La seconda parte di un intervento sui negoziati sullo status del Kosovo. Riceviamo e volentieri pubblichiamo
Di Franco Cotta*
Vai alla prima parte dell'intervento
Dopo la riunione della NATO di venerdi scorso, che ha deciso di rafforzare KFOR, Condoleezza Rice ha annunciato che la diplomazia ha esaurito i suoi sforzi per concordare con la Serbia il futuro del Kosovo. Si tratta ora di passare alla fase successiva, quella della indipendenza. Il nuovo Primo ministro di questo futuro Stato, Hashim Thaci, si è impegnato a seguire il processo di "indipendenza coordinata" messo a punto da americani ed europei, che prevede una dichiarazione unilaterale d'indipendenza del Kosovo, resa dopo le elezioni serbe. In quel momento verrà rilasciato anche il rapporto del Segretario Generale delle Nazioni Unite sulla situazione in Kosovo, documento che formalmente giustificherà la dichiarazione d'indipendenza.
Il Ministro degli Esteri della Russia, Sergei Lavrov, ha ribadito che il riconoscimento dell' indipendenza del Kosovo, effettuato unilateralmente da alcuni Stati, senza l'approvazione del Consiglio di Sicurezza delle Nazioni Unite, avvierebbe la comunità internazionale su una "scivolosa discesa" che viola il diritto internazionale.
Riconoscendo il Kosovo con un procedimento di dichiarazioni unilaterali, che coinvolga anche molti Stati, senza peraltro la partecipazione della Serbia, della Russia, della Spagna, della Grecia, di Cipro, della Romania e di tutti quegli altri Stati che temono le dichiarazioni unilaterali di indipendenza di minoranze insoddisfatte, si aprirebbe, in effetti, un vaso di Pandora di dimensioni veramente significative. Molti casi, assolutamente straordinari, sono già stati indicati nella prima parte di questo articolo. Ad essi si aggiungono la possibilità di una nuova dichiarazione di indipendenza della comunità turca residente nell' isola di Cipro, un azione simile intrapresa dalla comunità ungherese che vive in Romania ed anche da quella del Nagorno Karabakh, che vuole liberarsi dal controllo armeno dell'Azerbaijan.
In fine, non bisogna dimenticare gli albanesi che vivono in Serbia, nella vallata di Presevo, che potrebbero, anch'essi, volersi rendere indipendenti. Non scordiamoci poi dei kurdi che vivono in Turchia, che potrebbero volersi unire al nuovo Kurdistan, che non vorrà certamente essere l'unico Stato non ancora esistente che manca l'occasione per dichiarare la propria indipendenza!
Il cammino che gli americani e molti europei intendono prendere è, in effetti, molto scivoloso, come dice Lavrov, e mi ricorda, con preoccupazione, il disastro causato dal riconoscimento rapido di Slovenia e Croazia da parte della Germania, che innescò il disfacimento della Yugoslavia.
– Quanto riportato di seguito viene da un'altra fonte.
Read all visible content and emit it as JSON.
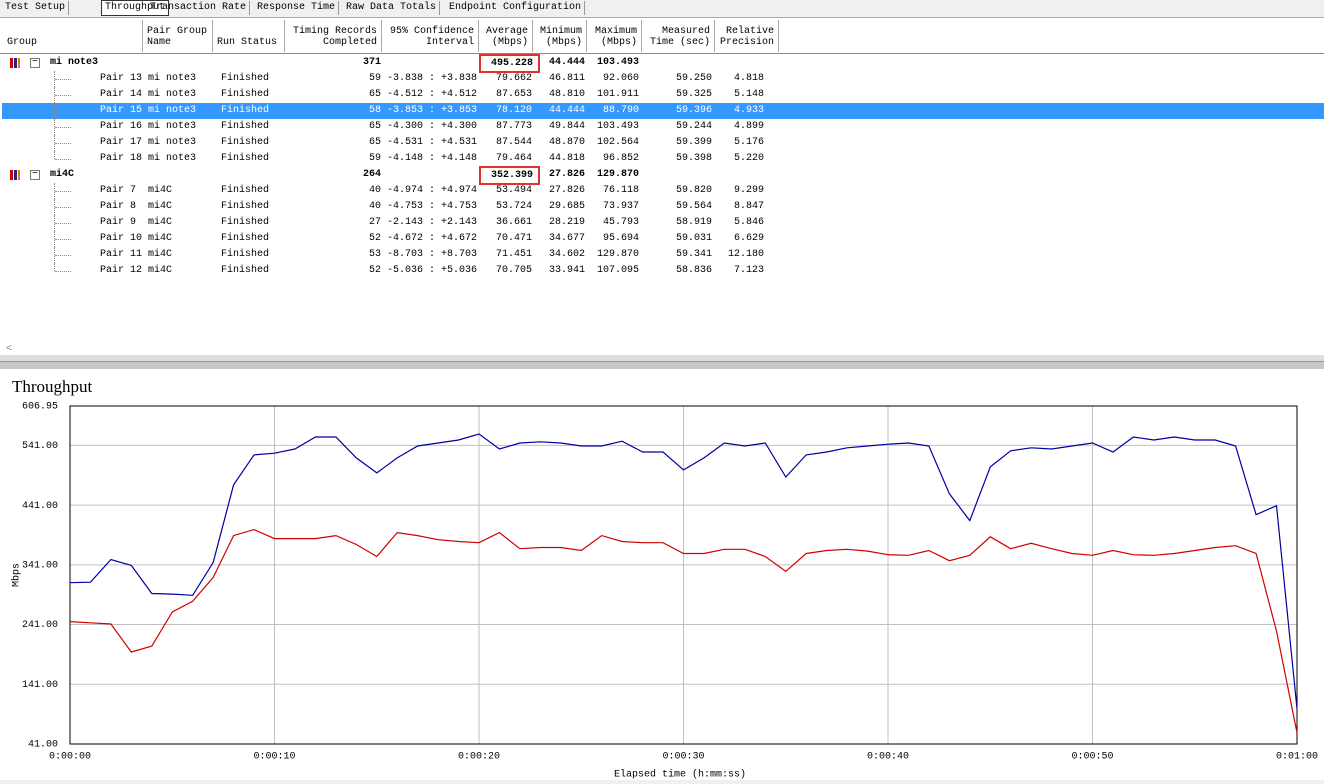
{
  "tabs": [
    "Test Setup",
    "Throughput",
    "Transaction Rate",
    "Response Time",
    "Raw Data Totals",
    "Endpoint Configuration"
  ],
  "table": {
    "columns": [
      [
        "Group"
      ],
      [
        "Pair Group",
        "Name"
      ],
      [
        "Run Status"
      ],
      [
        "Timing Records",
        "Completed"
      ],
      [
        "95% Confidence",
        "Interval"
      ],
      [
        "Average",
        "(Mbps)"
      ],
      [
        "Minimum",
        "(Mbps)"
      ],
      [
        "Maximum",
        "(Mbps)"
      ],
      [
        "Measured",
        "Time (sec)"
      ],
      [
        "Relative",
        "Precision"
      ]
    ],
    "groups": [
      {
        "name": "mi note3",
        "records": "371",
        "average": "495.228",
        "minimum": "44.444",
        "maximum": "103.493",
        "pairs": [
          [
            "Pair 13",
            "mi note3",
            "Finished",
            "59",
            "-3.838 : +3.838",
            "79.662",
            "46.811",
            "92.060",
            "59.250",
            "4.818"
          ],
          [
            "Pair 14",
            "mi note3",
            "Finished",
            "65",
            "-4.512 : +4.512",
            "87.653",
            "48.810",
            "101.911",
            "59.325",
            "5.148"
          ],
          [
            "Pair 15",
            "mi note3",
            "Finished",
            "58",
            "-3.853 : +3.853",
            "78.120",
            "44.444",
            "88.790",
            "59.396",
            "4.933"
          ],
          [
            "Pair 16",
            "mi note3",
            "Finished",
            "65",
            "-4.300 : +4.300",
            "87.773",
            "49.844",
            "103.493",
            "59.244",
            "4.899"
          ],
          [
            "Pair 17",
            "mi note3",
            "Finished",
            "65",
            "-4.531 : +4.531",
            "87.544",
            "48.870",
            "102.564",
            "59.399",
            "5.176"
          ],
          [
            "Pair 18",
            "mi note3",
            "Finished",
            "59",
            "-4.148 : +4.148",
            "79.464",
            "44.818",
            "96.852",
            "59.398",
            "5.220"
          ]
        ]
      },
      {
        "name": "mi4C",
        "records": "264",
        "average": "352.399",
        "minimum": "27.826",
        "maximum": "129.870",
        "pairs": [
          [
            "Pair 7",
            "mi4C",
            "Finished",
            "40",
            "-4.974 : +4.974",
            "53.494",
            "27.826",
            "76.118",
            "59.820",
            "9.299"
          ],
          [
            "Pair 8",
            "mi4C",
            "Finished",
            "40",
            "-4.753 : +4.753",
            "53.724",
            "29.685",
            "73.937",
            "59.564",
            "8.847"
          ],
          [
            "Pair 9",
            "mi4C",
            "Finished",
            "27",
            "-2.143 : +2.143",
            "36.661",
            "28.219",
            "45.793",
            "58.919",
            "5.846"
          ],
          [
            "Pair 10",
            "mi4C",
            "Finished",
            "52",
            "-4.672 : +4.672",
            "70.471",
            "34.677",
            "95.694",
            "59.031",
            "6.629"
          ],
          [
            "Pair 11",
            "mi4C",
            "Finished",
            "53",
            "-8.703 : +8.703",
            "71.451",
            "34.602",
            "129.870",
            "59.341",
            "12.180"
          ],
          [
            "Pair 12",
            "mi4C",
            "Finished",
            "52",
            "-5.036 : +5.036",
            "70.705",
            "33.941",
            "107.095",
            "58.836",
            "7.123"
          ]
        ]
      }
    ]
  },
  "chart_data": {
    "type": "line",
    "title": "Throughput",
    "x_label": "Elapsed time (h:mm:ss)",
    "y_label": "Mbps",
    "x": [
      0,
      1,
      2,
      3,
      4,
      5,
      6,
      7,
      8,
      9,
      10,
      11,
      12,
      13,
      14,
      15,
      16,
      17,
      18,
      19,
      20,
      21,
      22,
      23,
      24,
      25,
      26,
      27,
      28,
      29,
      30,
      31,
      32,
      33,
      34,
      35,
      36,
      37,
      38,
      39,
      40,
      41,
      42,
      43,
      44,
      45,
      46,
      47,
      48,
      49,
      50,
      51,
      52,
      53,
      54,
      55,
      56,
      57,
      58,
      59,
      60
    ],
    "series": [
      {
        "color": "#0000a0",
        "values": [
          311,
          312,
          350,
          340,
          293,
          292,
          290,
          345,
          475,
          525,
          528,
          535,
          555,
          555,
          520,
          495,
          520,
          540,
          545,
          550,
          560,
          535,
          545,
          547,
          545,
          540,
          540,
          548,
          530,
          530,
          500,
          520,
          545,
          540,
          545,
          488,
          525,
          530,
          537,
          540,
          543,
          545,
          540,
          460,
          415,
          505,
          532,
          537,
          535,
          540,
          545,
          530,
          555,
          550,
          555,
          550,
          550,
          540,
          425,
          440,
          100
        ]
      },
      {
        "color": "#d00000",
        "values": [
          246,
          244,
          242,
          195,
          205,
          262,
          280,
          320,
          390,
          400,
          385,
          385,
          385,
          390,
          375,
          355,
          395,
          390,
          383,
          380,
          378,
          395,
          368,
          370,
          370,
          365,
          390,
          380,
          378,
          378,
          360,
          360,
          367,
          367,
          355,
          330,
          360,
          365,
          367,
          364,
          358,
          357,
          365,
          348,
          357,
          388,
          368,
          377,
          368,
          360,
          357,
          365,
          358,
          357,
          360,
          365,
          370,
          373,
          360,
          230,
          60
        ]
      }
    ],
    "xlim": [
      0,
      60
    ],
    "xticks": [
      {
        "value": 0,
        "label": "0:00:00"
      },
      {
        "value": 10,
        "label": "0:00:10"
      },
      {
        "value": 20,
        "label": "0:00:20"
      },
      {
        "value": 30,
        "label": "0:00:30"
      },
      {
        "value": 40,
        "label": "0:00:40"
      },
      {
        "value": 50,
        "label": "0:00:50"
      },
      {
        "value": 60,
        "label": "0:01:00"
      }
    ],
    "ylim": [
      41,
      606.95
    ],
    "yticks": [
      {
        "value": 41,
        "label": "41.00"
      },
      {
        "value": 141,
        "label": "141.00"
      },
      {
        "value": 241,
        "label": "241.00"
      },
      {
        "value": 341,
        "label": "341.00"
      },
      {
        "value": 441,
        "label": "441.00"
      },
      {
        "value": 541,
        "label": "541.00"
      },
      606.95
    ],
    "grid": true
  }
}
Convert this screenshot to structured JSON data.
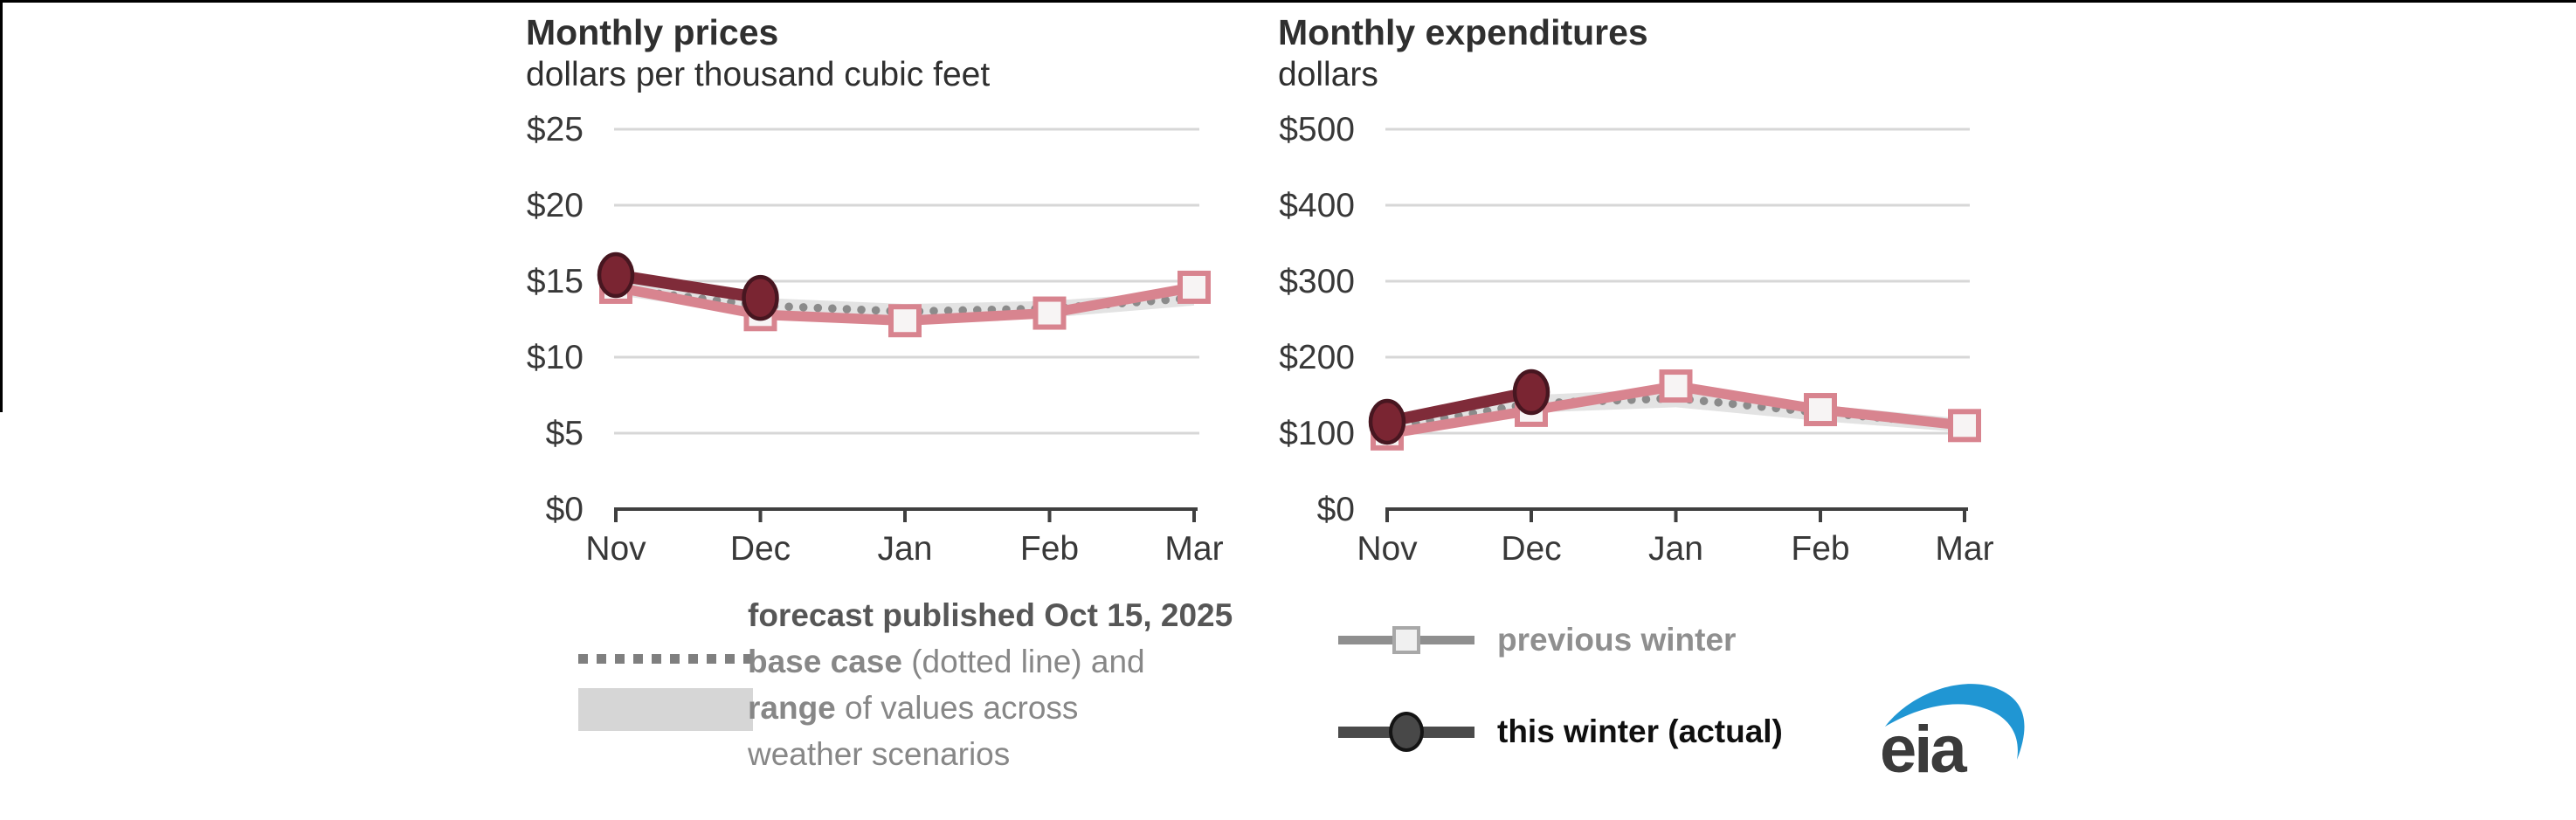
{
  "chart_data": [
    {
      "type": "line",
      "title": "Monthly prices",
      "subtitle": "dollars per thousand cubic feet",
      "categories": [
        "Nov",
        "Dec",
        "Jan",
        "Feb",
        "Mar"
      ],
      "ylim": [
        0,
        25
      ],
      "y_ticks": [
        0,
        5,
        10,
        15,
        20,
        25
      ],
      "y_tick_labels": [
        "$0",
        "$5",
        "$10",
        "$15",
        "$20",
        "$25"
      ],
      "grid": "horizontal",
      "legend_position": "bottom",
      "series": [
        {
          "name": "forecast range of values across weather scenarios",
          "style": "band",
          "color": "#e3e3e3",
          "low": [
            14.1,
            12.7,
            12.2,
            12.6,
            13.4
          ],
          "high": [
            15.0,
            13.9,
            13.5,
            13.7,
            14.4
          ]
        },
        {
          "name": "forecast base case published Oct 15, 2025",
          "style": "dotted",
          "color": "#8b8b8b",
          "values": [
            14.5,
            13.4,
            13.0,
            13.2,
            13.9
          ]
        },
        {
          "name": "previous winter",
          "style": "line-square",
          "color": "#d8848f",
          "marker_fill": "#f7f4f4",
          "values": [
            14.6,
            12.8,
            12.4,
            12.9,
            14.6
          ]
        },
        {
          "name": "this winter (actual)",
          "style": "line-circle",
          "color": "#7f2b39",
          "marker_fill": "#7a2532",
          "marker_stroke": "#471620",
          "values": [
            15.4,
            13.9,
            null,
            null,
            null
          ]
        }
      ]
    },
    {
      "type": "line",
      "title": "Monthly expenditures",
      "subtitle": "dollars",
      "categories": [
        "Nov",
        "Dec",
        "Jan",
        "Feb",
        "Mar"
      ],
      "ylim": [
        0,
        500
      ],
      "y_ticks": [
        0,
        100,
        200,
        300,
        400,
        500
      ],
      "y_tick_labels": [
        "$0",
        "$100",
        "$200",
        "$300",
        "$400",
        "$500"
      ],
      "grid": "horizontal",
      "legend_position": "bottom",
      "series": [
        {
          "name": "forecast range of values across weather scenarios",
          "style": "band",
          "color": "#e3e3e3",
          "low": [
            98,
            127,
            134,
            116,
            101
          ],
          "high": [
            116,
            150,
            159,
            137,
            119
          ]
        },
        {
          "name": "forecast base case published Oct 15, 2025",
          "style": "dotted",
          "color": "#8b8b8b",
          "values": [
            107,
            139,
            146,
            127,
            111
          ]
        },
        {
          "name": "previous winter",
          "style": "line-square",
          "color": "#d8848f",
          "marker_fill": "#f7f4f4",
          "values": [
            99,
            130,
            162,
            131,
            110
          ]
        },
        {
          "name": "this winter (actual)",
          "style": "line-circle",
          "color": "#7f2b39",
          "marker_fill": "#7a2532",
          "marker_stroke": "#471620",
          "values": [
            115,
            154,
            null,
            null,
            null
          ]
        }
      ]
    }
  ],
  "legend": {
    "forecast_line1": "forecast published Oct 15, 2025",
    "forecast_line2_bold": "base case",
    "forecast_line2_rest": " (dotted line) and",
    "forecast_line3_bold": "range",
    "forecast_line3_rest": " of values across",
    "forecast_line4": "weather scenarios",
    "previous_winter_label": "previous winter",
    "this_winter_label": "this winter (actual)"
  },
  "logo": {
    "text": "eia",
    "swoosh_color": "#2096d3",
    "text_color": "#3b3b3b"
  },
  "colors": {
    "grid": "#d7d7d7",
    "axis": "#3f3f3f",
    "tick_label": "#383838",
    "title": "#2f2f2f",
    "band": "#e3e3e3",
    "dotted": "#8b8b8b",
    "previous_winter": "#d8848f",
    "this_winter": "#7f2b39"
  }
}
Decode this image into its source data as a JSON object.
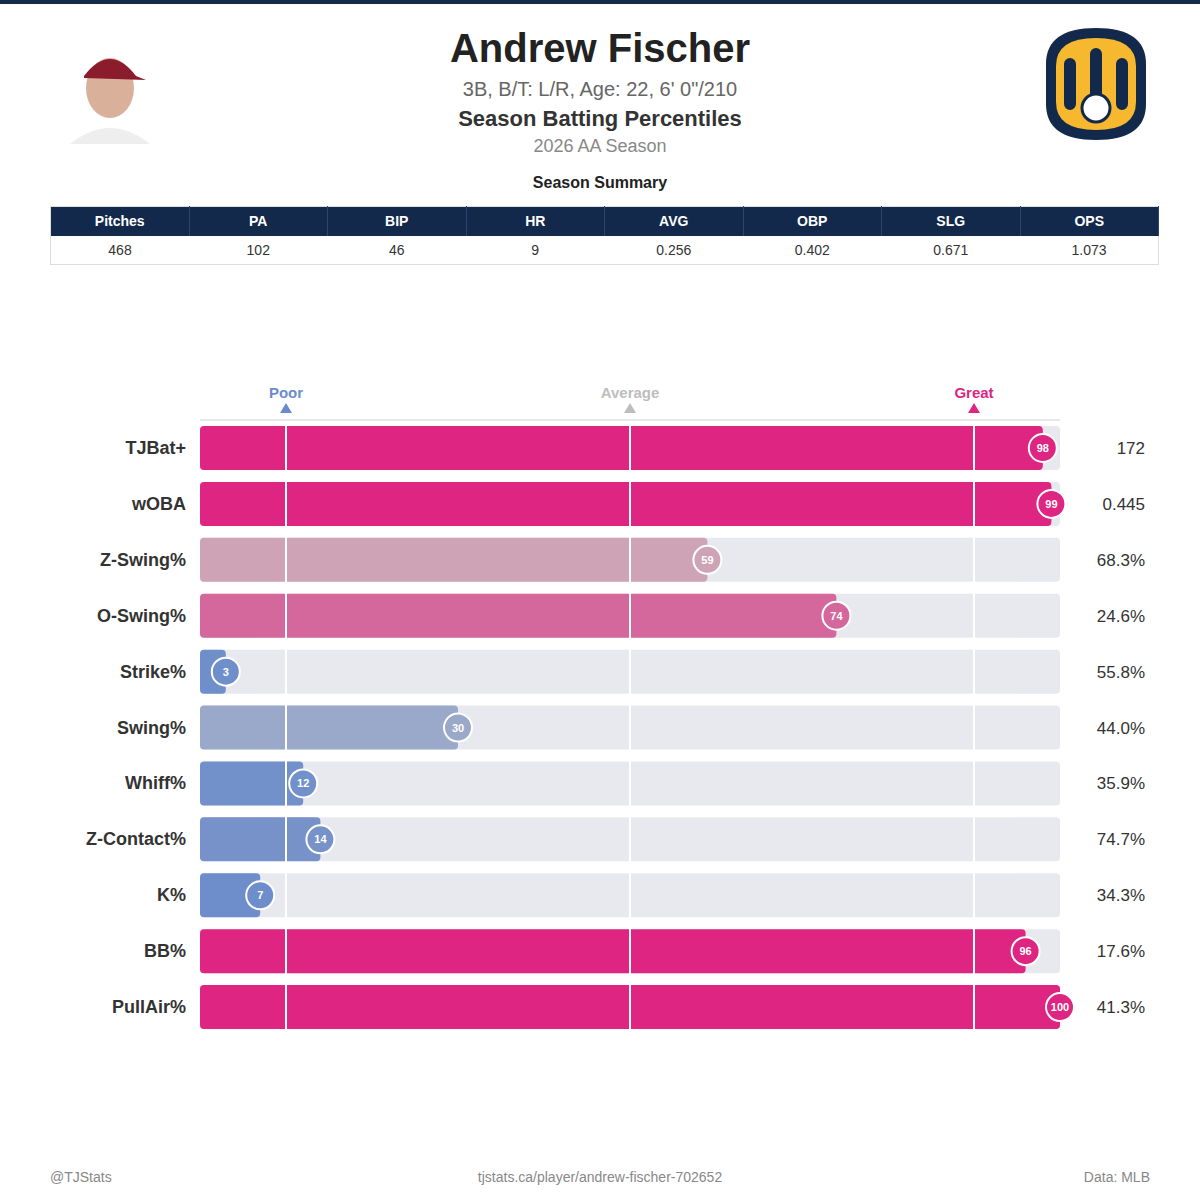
{
  "header": {
    "title": "Andrew Fischer",
    "subtitle": "3B, B/T: L/R, Age: 22, 6' 0\"/210",
    "heading": "Season Batting Percentiles",
    "season": "2026 AA Season"
  },
  "summary": {
    "title": "Season Summary",
    "columns": [
      "Pitches",
      "PA",
      "BIP",
      "HR",
      "AVG",
      "OBP",
      "SLG",
      "OPS"
    ],
    "row": [
      "468",
      "102",
      "46",
      "9",
      "0.256",
      "0.402",
      "0.671",
      "1.073"
    ]
  },
  "chart_data": {
    "type": "bar",
    "orientation": "horizontal",
    "categories": [
      "TJBat+",
      "wOBA",
      "Z-Swing%",
      "O-Swing%",
      "Strike%",
      "Swing%",
      "Whiff%",
      "Z-Contact%",
      "K%",
      "BB%",
      "PullAir%"
    ],
    "values": [
      98,
      99,
      59,
      74,
      3,
      30,
      12,
      14,
      7,
      96,
      100
    ],
    "stats": [
      "172",
      "0.445",
      "68.3%",
      "24.6%",
      "55.8%",
      "44.0%",
      "35.9%",
      "74.7%",
      "34.3%",
      "17.6%",
      "41.3%"
    ],
    "colors": [
      "#dd2581",
      "#dd2581",
      "#cfa3b6",
      "#d4679b",
      "#6f8fcb",
      "#9aa9c9",
      "#7290c9",
      "#7692c9",
      "#6e8ecb",
      "#dd2581",
      "#dd2581"
    ],
    "xlim": [
      0,
      100
    ],
    "xticks": [
      {
        "value": 10,
        "label": "Poor"
      },
      {
        "value": 50,
        "label": "Average"
      },
      {
        "value": 90,
        "label": "Great"
      }
    ],
    "grid": true,
    "data_labels": true
  },
  "footer": {
    "left": "@TJStats",
    "center": "tjstats.ca/player/andrew-fischer-702652",
    "right": "Data: MLB"
  }
}
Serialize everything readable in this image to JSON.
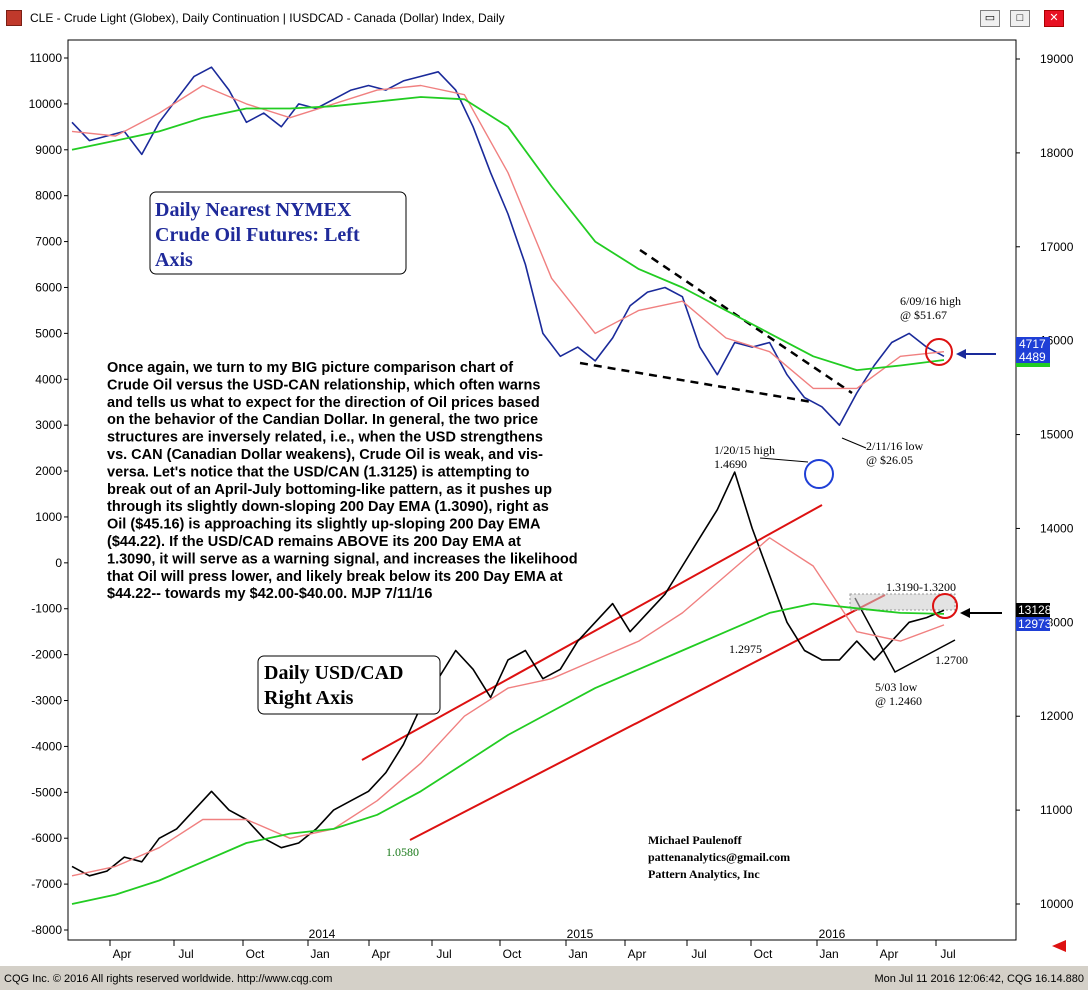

Ma soprattutto rovinosa è l'illusione di poter trattare ciascun caso di indipendenza separatamente, diplomaticamente negando l'esistenza degli altri, come fa , ad esempio, David Miliband, il giovane Ministro degli Esteri del Regno Unito, che ritiene il riconoscimento del Kosovo "unico e irripetibile", mentre, una volta accaduto, esisterebbe quale punto di riferimento per chiunque lo ritenesse utile.
Sul piano della realtà e della assunzione equilibrata delle responsabilità vi sono altre due vie che
possono essere seguite. La prima è stata recentemente suggerita da Mark Almond, professore di storia ad Oxford, che per far fronte alla "cascata" di dichiarazioni unilaterali d'indipendenza che seguiranno quella del Kosovo suggerisce di convocare una Conferenza Internazionale che tratti una soluzione negoziata. L'altra, di ambizione più modesta, però pensata da molti, consiste nel riprendere il cammino diplomatico-negoziale dell'indipendenza del Kosovo nell'ambito dei processi di ammissione all'Unione Europea di Serbia, Kosovo e Bosnia Erzegovina, come peraltro già indicato nella prima parte di questo articolo.
* Franco Cotta è uno specialista di politica estera che ha lavorato anche per le Nazioni Unite. Operazioni per il mantenimento della pace, Disarmo e Diritti Umani sono i settori ai quali si è dedicato, per molti anni.